From aa08a30fc90248006ce6202496926f074149b08c Mon Sep 17 00:00:00 2001
From: Vincent Gimenes <147169146+VincentG1234@users.noreply.github.com>
Date: Mon, 23 Feb 2026 14:05:36 +0100
Subject: [PATCH] [CLEANING] Remove unused disable_by_batch_size from
 SpeculativeConfig (#35060)

Signed-off-by: Vincent Gimenes <vincent.gimenes@gmail.com>
---
 vllm/config/speculative.py | 10 ----------
 1 file changed, 10 deletions(-)

diff --git a/vllm/config/speculative.py b/vllm/config/speculative.py
index 207d8c2f6..29f0380d1 100644
--- a/vllm/config/speculative.py
+++ b/vllm/config/speculative.py
@@ -101,9 +101,6 @@ class SpeculativeConfig:
     will use the default version."""
 
     # Advanced control
-    disable_by_batch_size: int | None = Field(default=None, ge=2)

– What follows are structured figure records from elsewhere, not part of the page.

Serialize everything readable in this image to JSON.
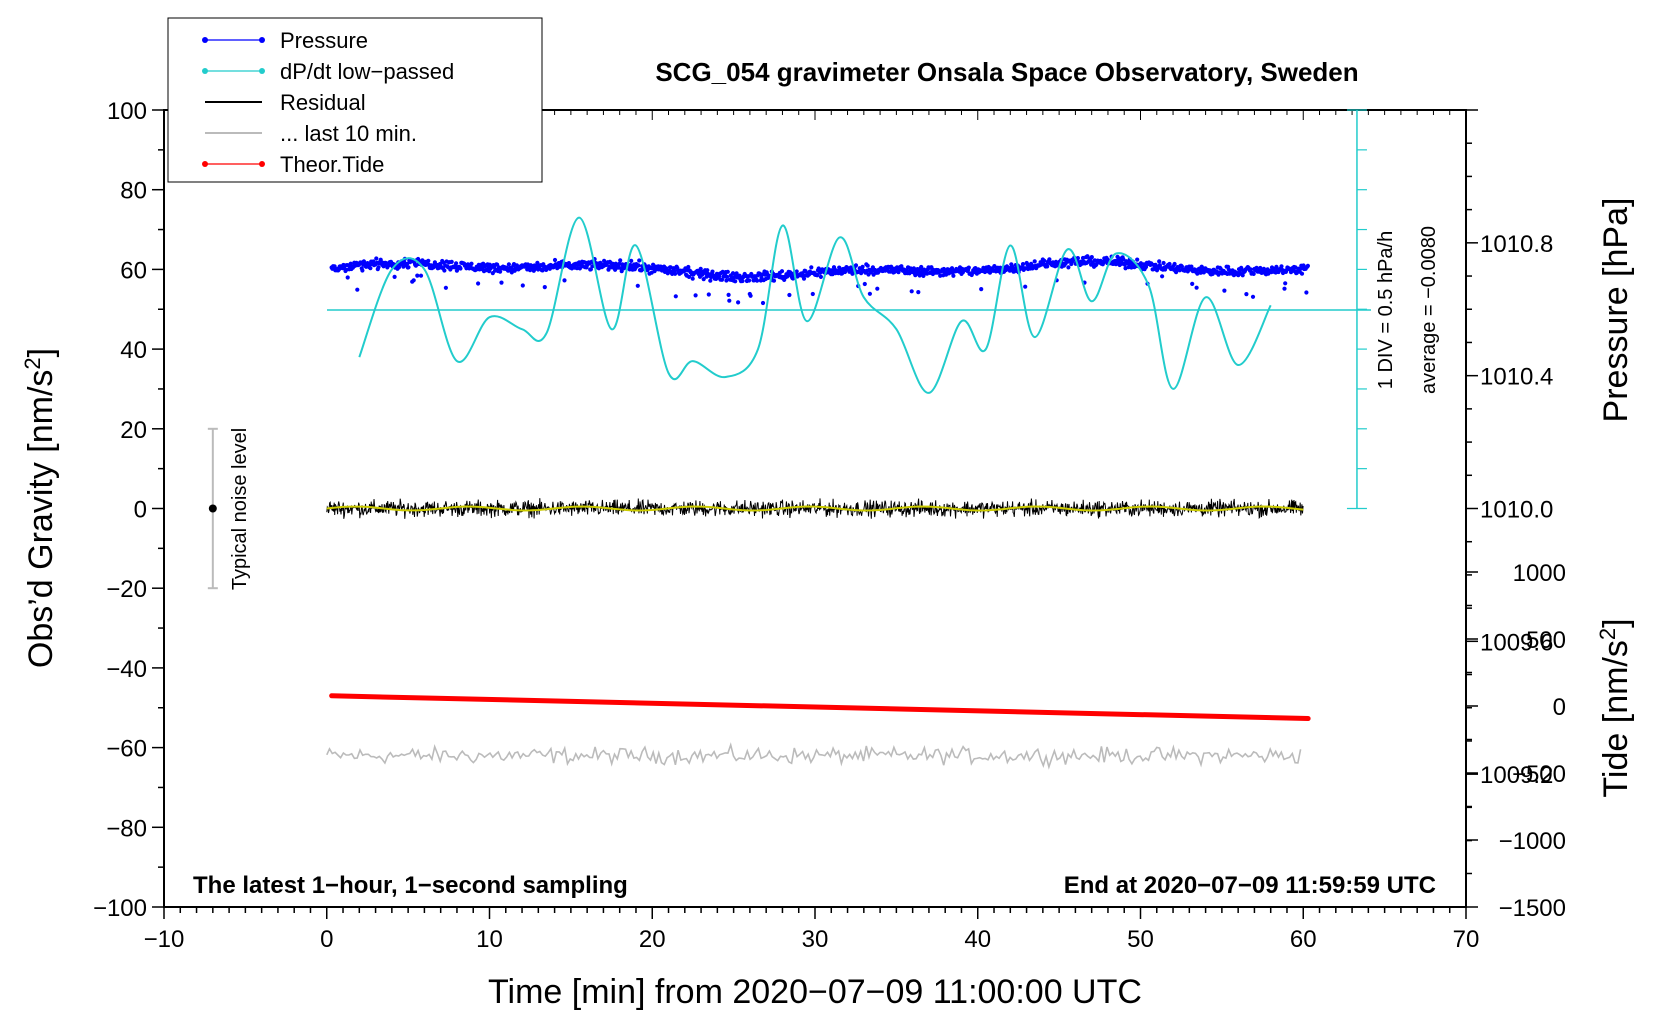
{
  "chart_data": {
    "type": "line",
    "title": "SCG_054 gravimeter Onsala Space Observatory, Sweden",
    "xlabel": "Time [min] from 2020−07−09 11:00:00 UTC",
    "ylabel": "Obs’d Gravity [nm/s",
    "ylabel_sup": "2",
    "ylabel_end": "]",
    "xlim": [
      -10,
      70
    ],
    "ylim": [
      -100,
      100
    ],
    "xticks": [
      "−10",
      "0",
      "10",
      "20",
      "30",
      "40",
      "50",
      "60",
      "70"
    ],
    "yticks": [
      "−100",
      "−80",
      "−60",
      "−40",
      "−20",
      "0",
      "20",
      "40",
      "60",
      "80",
      "100"
    ],
    "pressure_axis": {
      "label": "Pressure [hPa]",
      "range": [
        1008.8,
        1011.2
      ],
      "ticks": [
        "1009.2",
        "1009.6",
        "1010.0",
        "1010.4",
        "1010.8"
      ]
    },
    "tide_axis": {
      "label": "Tide [nm/s",
      "label_sup": "2",
      "label_end": "]",
      "range": [
        -1500,
        1000
      ],
      "ticks": [
        "−1500",
        "−1000",
        "−500",
        "0",
        "500",
        "1000"
      ]
    },
    "legend": [
      {
        "label": "Pressure",
        "color": "#0000ff",
        "marker": true
      },
      {
        "label": "dP/dt low−passed",
        "color": "#22cccc",
        "marker": true
      },
      {
        "label": "Residual",
        "color": "#000000",
        "marker": false
      },
      {
        "label": "... last 10 min.",
        "color": "#bbbbbb",
        "marker": false
      },
      {
        "label": "Theor.Tide",
        "color": "#ff0000",
        "marker": true
      }
    ],
    "noise_label": "Typical noise level",
    "noise_bar": {
      "x": -7,
      "y_low": -20,
      "y_high": 20
    },
    "dpdt_scale": {
      "div_label": "1 DIV = 0.5 hPa/h",
      "average_label": "average = −0.0080",
      "zero_line_y": 50
    },
    "footer_left": "The latest 1−hour, 1−second sampling",
    "footer_right": "End at 2020−07−09 11:59:59 UTC",
    "series": [
      {
        "name": "Pressure",
        "color": "#0000ff",
        "x_range": [
          0.3,
          60.3
        ],
        "y_center": 60,
        "y_spread": 2.5
      },
      {
        "name": "dP/dt low−passed",
        "color": "#22cccc",
        "x": [
          2,
          4,
          6,
          8,
          10,
          12,
          13.5,
          15.5,
          17.5,
          19,
          21,
          22.5,
          24.5,
          26.5,
          28,
          29.5,
          31.5,
          33,
          35,
          37,
          39,
          40.5,
          42,
          43.5,
          45.5,
          47,
          48.5,
          50.5,
          52,
          54,
          56,
          58
        ],
        "y": [
          38,
          60,
          60,
          37,
          48,
          45,
          44,
          73,
          45,
          66,
          34,
          37,
          33,
          40,
          71,
          47,
          68,
          53,
          45,
          29,
          47,
          40,
          66,
          43,
          65,
          52,
          64,
          56,
          30,
          53,
          36,
          51
        ]
      },
      {
        "name": "Residual",
        "color": "#000000",
        "x_range": [
          0,
          60
        ],
        "y_center": 0,
        "y_spread": 3
      },
      {
        "name": "Residual smoothed",
        "color": "#cccc00",
        "x_range": [
          0,
          60
        ],
        "y_center": 0
      },
      {
        "name": "Theor.Tide",
        "color": "#ff0000",
        "x": [
          0.3,
          60.3
        ],
        "y": [
          -47,
          -52.7
        ]
      },
      {
        "name": "... last 10 min.",
        "color": "#bbbbbb",
        "x_range": [
          0,
          60
        ],
        "y_center": -62,
        "y_spread": 3
      }
    ]
  }
}
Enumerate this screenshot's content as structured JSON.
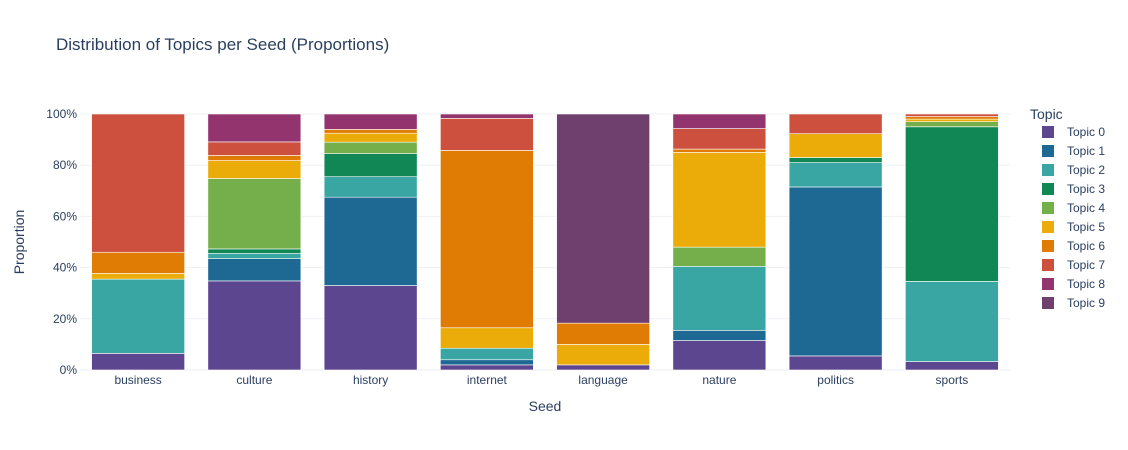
{
  "chart_data": {
    "type": "bar",
    "stacked": true,
    "title": "Distribution of Topics per Seed (Proportions)",
    "xlabel": "Seed",
    "ylabel": "Proportion",
    "ylim": [
      0,
      1
    ],
    "y_tick_values": [
      0,
      0.2,
      0.4,
      0.6,
      0.8,
      1.0
    ],
    "y_tick_labels": [
      "0%",
      "20%",
      "40%",
      "60%",
      "80%",
      "100%"
    ],
    "legend_title": "Topic",
    "legend_position": "right",
    "grid": true,
    "categories": [
      "business",
      "culture",
      "history",
      "internet",
      "language",
      "nature",
      "politics",
      "sports"
    ],
    "series": [
      {
        "name": "Topic 0",
        "color": "#5d4690",
        "values": [
          0.065,
          0.348,
          0.33,
          0.02,
          0.02,
          0.115,
          0.055,
          0.033
        ]
      },
      {
        "name": "Topic 1",
        "color": "#1e6994",
        "values": [
          0.0,
          0.087,
          0.345,
          0.02,
          0.0,
          0.04,
          0.66,
          0.0
        ]
      },
      {
        "name": "Topic 2",
        "color": "#39a6a4",
        "values": [
          0.29,
          0.02,
          0.08,
          0.045,
          0.0,
          0.25,
          0.095,
          0.313
        ]
      },
      {
        "name": "Topic 3",
        "color": "#118755",
        "values": [
          0.0,
          0.018,
          0.09,
          0.0,
          0.0,
          0.0,
          0.02,
          0.604
        ]
      },
      {
        "name": "Topic 4",
        "color": "#74af4b",
        "values": [
          0.0,
          0.275,
          0.045,
          0.0,
          0.0,
          0.075,
          0.0,
          0.02
        ]
      },
      {
        "name": "Topic 5",
        "color": "#ebac09",
        "values": [
          0.022,
          0.07,
          0.035,
          0.08,
          0.08,
          0.37,
          0.093,
          0.01
        ]
      },
      {
        "name": "Topic 6",
        "color": "#e07b04",
        "values": [
          0.083,
          0.02,
          0.015,
          0.693,
          0.083,
          0.013,
          0.0,
          0.01
        ]
      },
      {
        "name": "Topic 7",
        "color": "#cd503e",
        "values": [
          0.54,
          0.053,
          0.0,
          0.125,
          0.0,
          0.08,
          0.077,
          0.01
        ]
      },
      {
        "name": "Topic 8",
        "color": "#93346f",
        "values": [
          0.0,
          0.109,
          0.06,
          0.017,
          0.0,
          0.057,
          0.0,
          0.0
        ]
      },
      {
        "name": "Topic 9",
        "color": "#6f3f6e",
        "values": [
          0.0,
          0.0,
          0.0,
          0.0,
          0.817,
          0.0,
          0.0,
          0.0
        ]
      }
    ]
  }
}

-    """Disable speculative decoding for new incoming requests when the number
-    of enqueued requests is larger than this value, if provided."""
     disable_padded_drafter_batch: bool = False
     """Disable input padding for speculative decoding. If set to True,
     speculative input batches can contain sequences of different lengths,
@@ -707,13 +704,6 @@ class SpeculativeConfig:
                 self.draft_parallel_config
             )
 
-        if self.disable_by_batch_size is not None and self.disable_by_batch_size < 2:
-            raise ValueError(
-                "Expect the batch size threshold of disabling "
-                "speculative decoding is > 1, but got "
-                f"{self.disable_by_batch_size=}"
-            )
-
         eagle3_target_supported = [
             "llama",
             "qwen",